Reflection on the Gospel of the Fourth Sunday In Ordinary Time(Day of Consecrated Life) |
Luke 4:21-30 |
“The Spirit of the Lord is upon me, for he has anointed me. He has sent me with the commission to announce good news to the poor, to proclaim release to captives and recovery of sight to the blind; to send off the oppressed with liberty, to proclaim an acceptable year of the Lord.” – It is with these words of scripture that Jesus announces His Mission Statement and declares that He is the long awaited Messiah who going to save them all.
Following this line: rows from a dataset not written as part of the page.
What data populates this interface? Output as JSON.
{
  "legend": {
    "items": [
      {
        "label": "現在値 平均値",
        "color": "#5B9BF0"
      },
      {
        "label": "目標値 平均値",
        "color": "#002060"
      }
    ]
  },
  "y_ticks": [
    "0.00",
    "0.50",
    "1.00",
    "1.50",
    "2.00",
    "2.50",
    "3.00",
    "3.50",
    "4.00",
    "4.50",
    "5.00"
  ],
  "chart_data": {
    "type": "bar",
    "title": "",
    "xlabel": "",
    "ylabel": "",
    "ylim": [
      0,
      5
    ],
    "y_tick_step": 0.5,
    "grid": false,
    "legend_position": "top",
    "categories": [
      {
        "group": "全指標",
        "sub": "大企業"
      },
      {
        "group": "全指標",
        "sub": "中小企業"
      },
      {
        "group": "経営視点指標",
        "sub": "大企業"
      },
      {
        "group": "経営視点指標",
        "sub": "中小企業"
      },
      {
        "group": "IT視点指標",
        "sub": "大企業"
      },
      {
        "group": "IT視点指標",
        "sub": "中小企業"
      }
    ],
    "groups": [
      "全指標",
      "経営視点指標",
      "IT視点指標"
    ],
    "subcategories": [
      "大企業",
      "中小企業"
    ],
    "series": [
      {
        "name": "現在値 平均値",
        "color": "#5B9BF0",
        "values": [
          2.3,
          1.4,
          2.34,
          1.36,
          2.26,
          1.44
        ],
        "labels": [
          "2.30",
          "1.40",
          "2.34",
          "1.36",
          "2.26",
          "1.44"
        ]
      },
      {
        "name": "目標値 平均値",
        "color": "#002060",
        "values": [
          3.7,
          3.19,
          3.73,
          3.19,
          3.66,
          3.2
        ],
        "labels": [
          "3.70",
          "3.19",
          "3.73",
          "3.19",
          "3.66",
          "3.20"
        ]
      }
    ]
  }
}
However, many readers are puzzled by the apparent shift from 4:22, where the response of the listeners is if not admiring at least neutral, to 4:28, where wrath spills over into attempted manslaughter.
The provocation is given by the comparison of Jesus’ ministry to that of Elijah and Elisha. The stories are bound together only by the fact that in both the prophetic visitation was extended to Gentiles—outside the boundaries of the people Israel. The reader has already been told by Simeon’s prophecy in 2:32 and the citation of Isaiah in 3:6 that the salvation brought by Jesus would extend to all nations. But this is the first that any of the Jewish characters in the narrative have heard of it. The comparison’s equations are simple: as Jesus = a prophet, and Nazareth = Israel, so Capernaum = the Gentiles.
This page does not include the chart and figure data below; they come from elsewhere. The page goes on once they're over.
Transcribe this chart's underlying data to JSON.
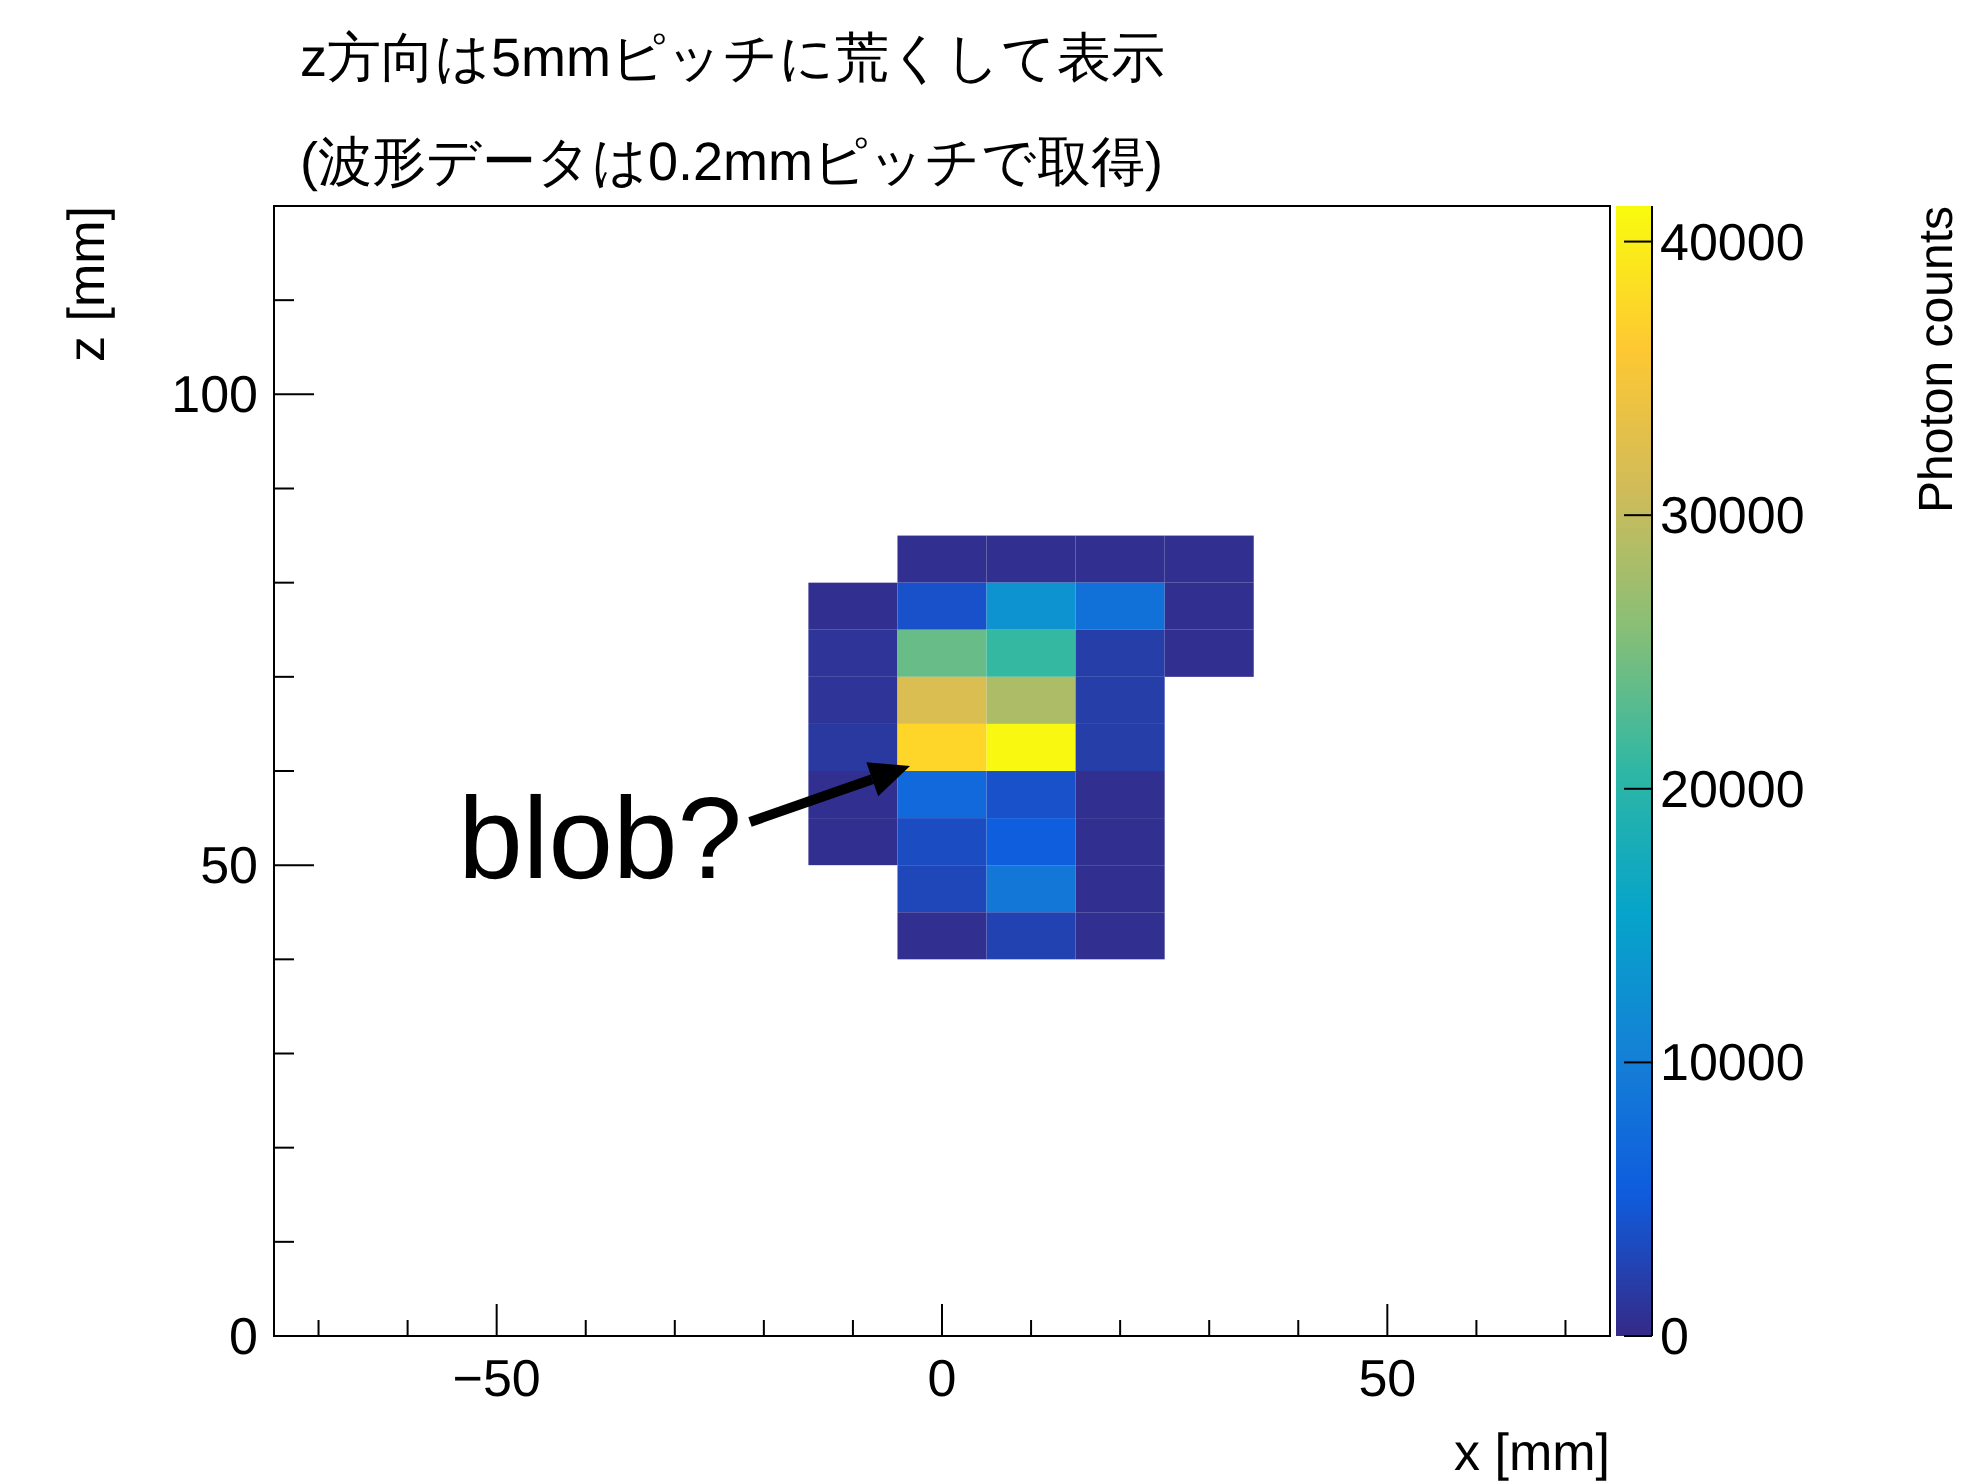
{
  "chart_data": {
    "type": "heatmap",
    "title": "z方向は5mmピッチに荒くして表示",
    "subtitle": "(波形データは0.2mmピッチで取得)",
    "xlabel": "x [mm]",
    "ylabel": "z [mm]",
    "clabel": "Photon counts",
    "x": [
      -10,
      0,
      10,
      20,
      30
    ],
    "y": [
      82.5,
      77.5,
      72.5,
      67.5,
      62.5,
      57.5,
      52.5,
      47.5,
      42.5
    ],
    "cells": [
      [
        null,
        500,
        500,
        500,
        500
      ],
      [
        500,
        4000,
        13000,
        8000,
        500
      ],
      [
        1000,
        24000,
        21000,
        2000,
        500
      ],
      [
        1000,
        32000,
        28500,
        2000,
        null
      ],
      [
        1500,
        37500,
        41000,
        2000,
        null
      ],
      [
        500,
        7000,
        4000,
        500,
        null
      ],
      [
        500,
        3500,
        5500,
        500,
        null
      ],
      [
        null,
        3000,
        9000,
        500,
        null
      ],
      [
        null,
        500,
        2500,
        500,
        null
      ]
    ],
    "xlim": [
      -75,
      75
    ],
    "xticks": [
      {
        "value": -70,
        "label": null
      },
      {
        "value": -60,
        "label": null
      },
      {
        "value": -50,
        "label": "−50"
      },
      {
        "value": -40,
        "label": null
      },
      {
        "value": -30,
        "label": null
      },
      {
        "value": -20,
        "label": null
      },
      {
        "value": -10,
        "label": null
      },
      0,
      {
        "value": 10,
        "label": null
      },
      {
        "value": 20,
        "label": null
      },
      {
        "value": 30,
        "label": null
      },
      {
        "value": 40,
        "label": null
      },
      50,
      {
        "value": 60,
        "label": null
      },
      {
        "value": 70,
        "label": null
      }
    ],
    "ylim": [
      0,
      120
    ],
    "yticks": [
      0,
      {
        "value": 10,
        "label": null
      },
      {
        "value": 20,
        "label": null
      },
      {
        "value": 30,
        "label": null
      },
      {
        "value": 40,
        "label": null
      },
      50,
      {
        "value": 60,
        "label": null
      },
      {
        "value": 70,
        "label": null
      },
      {
        "value": 80,
        "label": null
      },
      {
        "value": 90,
        "label": null
      },
      100,
      {
        "value": 110,
        "label": null
      }
    ],
    "clim": [
      0,
      41300
    ],
    "cticks": [
      0,
      10000,
      20000,
      30000,
      40000
    ],
    "annotations": [
      "blob?"
    ]
  }
}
It is this veiled intimation that the prophet would be for all and not just for them—and in the reader’s understanding, that God’s visitation and salvation were to be for the poor and oppressed of all nations and not just for Jews—that arouses the neighbours’ wrath, impelling them to fulfill Jesus’ statement: he is not acceptable in his own country because his mission extends beyond his own country. Luke thus provides the last part of the prophetic pattern, that of rejection by the people.
We should therefore reflect if our actions and our lives are an impediment or a benefit in Jesus message reaching to all who we encounter.